The courses in the various disciplines vary somewhat within each field depending on the area of specialty. For example, there is a significant difference in the requirements of electrical, mechanical and civil engineering and a civil engineer may not require a lot of knowledge in the use of Fourier transforms. Also, general economics would not require the rigorous courses in topology or functional analysis required of those studying mathematical economics.
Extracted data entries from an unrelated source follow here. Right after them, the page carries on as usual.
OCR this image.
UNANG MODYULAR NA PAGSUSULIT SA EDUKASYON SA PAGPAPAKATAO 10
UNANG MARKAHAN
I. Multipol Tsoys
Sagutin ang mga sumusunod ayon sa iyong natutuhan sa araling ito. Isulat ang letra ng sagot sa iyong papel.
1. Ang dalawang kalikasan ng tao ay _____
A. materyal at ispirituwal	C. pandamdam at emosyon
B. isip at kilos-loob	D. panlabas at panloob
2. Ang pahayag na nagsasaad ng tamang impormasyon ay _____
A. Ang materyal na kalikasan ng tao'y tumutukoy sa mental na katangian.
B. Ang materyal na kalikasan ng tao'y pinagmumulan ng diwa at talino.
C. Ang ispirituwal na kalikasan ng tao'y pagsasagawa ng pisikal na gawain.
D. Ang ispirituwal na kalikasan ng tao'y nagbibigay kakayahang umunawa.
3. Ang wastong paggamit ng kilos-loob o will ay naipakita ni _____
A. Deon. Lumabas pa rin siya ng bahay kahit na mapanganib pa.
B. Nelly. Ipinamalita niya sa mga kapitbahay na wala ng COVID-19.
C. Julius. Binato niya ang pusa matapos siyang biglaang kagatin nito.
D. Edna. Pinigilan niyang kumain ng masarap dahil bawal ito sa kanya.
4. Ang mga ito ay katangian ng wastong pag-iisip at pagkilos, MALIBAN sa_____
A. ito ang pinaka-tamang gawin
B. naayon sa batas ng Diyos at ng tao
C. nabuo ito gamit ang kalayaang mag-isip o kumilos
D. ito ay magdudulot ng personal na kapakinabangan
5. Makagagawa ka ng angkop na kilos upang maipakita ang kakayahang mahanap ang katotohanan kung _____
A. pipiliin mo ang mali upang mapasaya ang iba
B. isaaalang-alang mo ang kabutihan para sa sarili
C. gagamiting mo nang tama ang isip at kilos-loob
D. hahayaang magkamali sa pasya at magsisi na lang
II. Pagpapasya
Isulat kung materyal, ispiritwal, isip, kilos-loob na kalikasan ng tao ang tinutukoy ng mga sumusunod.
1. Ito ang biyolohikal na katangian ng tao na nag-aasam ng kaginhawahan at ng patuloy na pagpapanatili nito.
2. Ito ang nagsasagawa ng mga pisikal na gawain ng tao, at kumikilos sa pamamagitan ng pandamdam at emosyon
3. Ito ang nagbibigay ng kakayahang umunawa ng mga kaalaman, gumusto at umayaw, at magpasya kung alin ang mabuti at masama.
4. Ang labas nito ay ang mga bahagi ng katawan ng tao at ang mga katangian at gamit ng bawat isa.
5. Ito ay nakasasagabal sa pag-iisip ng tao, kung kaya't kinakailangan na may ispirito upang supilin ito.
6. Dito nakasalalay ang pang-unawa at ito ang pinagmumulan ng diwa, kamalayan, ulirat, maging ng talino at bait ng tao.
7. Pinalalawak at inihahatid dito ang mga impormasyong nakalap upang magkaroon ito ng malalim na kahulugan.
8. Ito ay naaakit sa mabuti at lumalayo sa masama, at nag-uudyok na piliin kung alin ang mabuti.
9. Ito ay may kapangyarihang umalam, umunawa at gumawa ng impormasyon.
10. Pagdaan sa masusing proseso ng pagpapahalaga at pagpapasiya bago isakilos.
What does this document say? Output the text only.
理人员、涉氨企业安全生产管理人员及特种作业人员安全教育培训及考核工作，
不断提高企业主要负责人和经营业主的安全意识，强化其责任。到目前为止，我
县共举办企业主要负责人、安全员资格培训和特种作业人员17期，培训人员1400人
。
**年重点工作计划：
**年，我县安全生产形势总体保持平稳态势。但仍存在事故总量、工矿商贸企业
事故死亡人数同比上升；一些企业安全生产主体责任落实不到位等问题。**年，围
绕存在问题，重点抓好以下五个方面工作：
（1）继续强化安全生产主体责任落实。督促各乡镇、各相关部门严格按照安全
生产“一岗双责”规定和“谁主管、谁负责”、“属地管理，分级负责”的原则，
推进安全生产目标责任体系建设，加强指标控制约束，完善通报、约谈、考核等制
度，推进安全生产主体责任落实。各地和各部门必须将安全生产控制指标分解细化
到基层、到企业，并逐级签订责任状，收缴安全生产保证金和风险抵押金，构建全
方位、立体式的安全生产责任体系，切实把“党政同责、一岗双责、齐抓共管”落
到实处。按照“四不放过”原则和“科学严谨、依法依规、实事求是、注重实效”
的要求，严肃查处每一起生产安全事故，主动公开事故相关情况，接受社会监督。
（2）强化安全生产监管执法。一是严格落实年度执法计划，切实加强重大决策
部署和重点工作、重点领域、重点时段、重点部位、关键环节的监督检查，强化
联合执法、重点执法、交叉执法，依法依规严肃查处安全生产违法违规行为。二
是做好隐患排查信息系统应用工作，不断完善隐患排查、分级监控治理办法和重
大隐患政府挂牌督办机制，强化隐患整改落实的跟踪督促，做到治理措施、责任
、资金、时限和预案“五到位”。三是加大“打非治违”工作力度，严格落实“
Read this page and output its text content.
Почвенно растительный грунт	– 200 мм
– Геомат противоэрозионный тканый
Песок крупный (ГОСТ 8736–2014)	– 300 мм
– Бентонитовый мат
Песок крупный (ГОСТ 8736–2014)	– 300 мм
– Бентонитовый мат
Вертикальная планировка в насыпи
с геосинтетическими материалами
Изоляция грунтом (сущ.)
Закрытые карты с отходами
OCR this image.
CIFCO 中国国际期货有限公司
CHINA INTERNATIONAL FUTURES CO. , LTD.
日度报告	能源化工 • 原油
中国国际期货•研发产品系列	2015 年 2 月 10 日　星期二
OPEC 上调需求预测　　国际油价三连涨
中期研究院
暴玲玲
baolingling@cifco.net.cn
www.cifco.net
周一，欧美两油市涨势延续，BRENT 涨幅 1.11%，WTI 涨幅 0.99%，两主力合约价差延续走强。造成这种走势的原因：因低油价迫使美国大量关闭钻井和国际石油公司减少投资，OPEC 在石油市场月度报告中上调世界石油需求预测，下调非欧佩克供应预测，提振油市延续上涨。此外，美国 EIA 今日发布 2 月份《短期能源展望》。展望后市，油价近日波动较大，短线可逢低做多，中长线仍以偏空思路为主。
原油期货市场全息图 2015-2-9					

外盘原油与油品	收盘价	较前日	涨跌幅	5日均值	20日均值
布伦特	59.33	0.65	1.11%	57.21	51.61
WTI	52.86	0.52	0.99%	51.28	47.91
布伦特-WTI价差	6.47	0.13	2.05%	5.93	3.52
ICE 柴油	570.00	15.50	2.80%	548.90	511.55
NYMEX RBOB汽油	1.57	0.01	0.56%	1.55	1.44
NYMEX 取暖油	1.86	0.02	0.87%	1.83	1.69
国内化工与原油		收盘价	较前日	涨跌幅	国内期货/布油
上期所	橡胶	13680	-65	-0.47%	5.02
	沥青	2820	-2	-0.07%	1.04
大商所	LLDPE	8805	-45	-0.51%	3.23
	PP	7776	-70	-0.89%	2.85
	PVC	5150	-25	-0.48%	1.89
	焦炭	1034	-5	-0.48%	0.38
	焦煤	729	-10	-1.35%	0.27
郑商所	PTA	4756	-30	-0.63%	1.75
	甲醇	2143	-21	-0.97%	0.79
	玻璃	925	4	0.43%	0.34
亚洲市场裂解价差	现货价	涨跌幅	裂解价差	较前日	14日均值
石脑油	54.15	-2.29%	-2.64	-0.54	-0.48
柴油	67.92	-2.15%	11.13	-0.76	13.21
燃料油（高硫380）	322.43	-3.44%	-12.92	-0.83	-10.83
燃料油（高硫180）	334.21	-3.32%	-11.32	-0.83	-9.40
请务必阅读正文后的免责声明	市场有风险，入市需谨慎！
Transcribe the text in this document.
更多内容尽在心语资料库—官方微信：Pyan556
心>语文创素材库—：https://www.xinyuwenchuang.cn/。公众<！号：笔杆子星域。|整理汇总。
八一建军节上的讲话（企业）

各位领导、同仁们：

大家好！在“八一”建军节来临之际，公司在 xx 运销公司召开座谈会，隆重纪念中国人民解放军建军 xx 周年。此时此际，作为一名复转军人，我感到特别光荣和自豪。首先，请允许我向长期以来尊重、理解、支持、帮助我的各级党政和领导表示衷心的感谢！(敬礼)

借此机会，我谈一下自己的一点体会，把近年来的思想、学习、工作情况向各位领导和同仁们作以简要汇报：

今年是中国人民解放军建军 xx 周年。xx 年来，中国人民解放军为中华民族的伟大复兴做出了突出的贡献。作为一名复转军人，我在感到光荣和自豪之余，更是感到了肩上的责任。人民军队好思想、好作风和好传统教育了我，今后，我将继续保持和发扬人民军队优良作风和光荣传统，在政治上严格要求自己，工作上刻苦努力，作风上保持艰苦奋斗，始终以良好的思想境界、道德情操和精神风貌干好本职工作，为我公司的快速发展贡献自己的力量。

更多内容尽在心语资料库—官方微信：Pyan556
The table below displays the titles of the courses that are traditionally studied in these respective areas but the intensity and focus differ significantly, depending on the field. For examples, athematical economics and theoretical physics require a high level of mathematical rigor, while some of the other sub-fields of these subjects are less demanding. The table summarizes the courses taken in each subject area in the undergraduate and graduate years of study.
The amount of mathematics required in a subject is roughly approximate to the level of abstraction that is involved. Concepts in fields like quantum physics and field theory are highly abstract, as they model the physical laws in curved space, requiring a knowledge of tensors and topology. Mathematical economics deals with complex models that include dynamic systems involving what is referred to as the “mathematics of chaors.” So, theoretical physics and mathematical economics require a substantial amount of mathematical sophistication. Fields like civil engineering, on the other hand, deal with more “concrete” entities that require substantial mathematics, but their models are less abstract and the orientation is practical rather than theoretical.
Scottish statistician George Udny Yule argued that the economist faced a bigger problem than the physicist because mathematical economics has to deal with so many elusive variables. He stated:
The investigation of causal relations between economic phenomena presents many problems of peculiar difficulty, and offers many opportunities for fallacious conclusions. Since the statistician can seldom or never make experiments for himself, he has to accept the data of daily experience, and discuss as best he can the relations of a whole group of changes; he cannot, like the physicist, narrow down the issue to the effect of one variation at a time. The problems of statistics are in this sense far more complex than the problems of physics.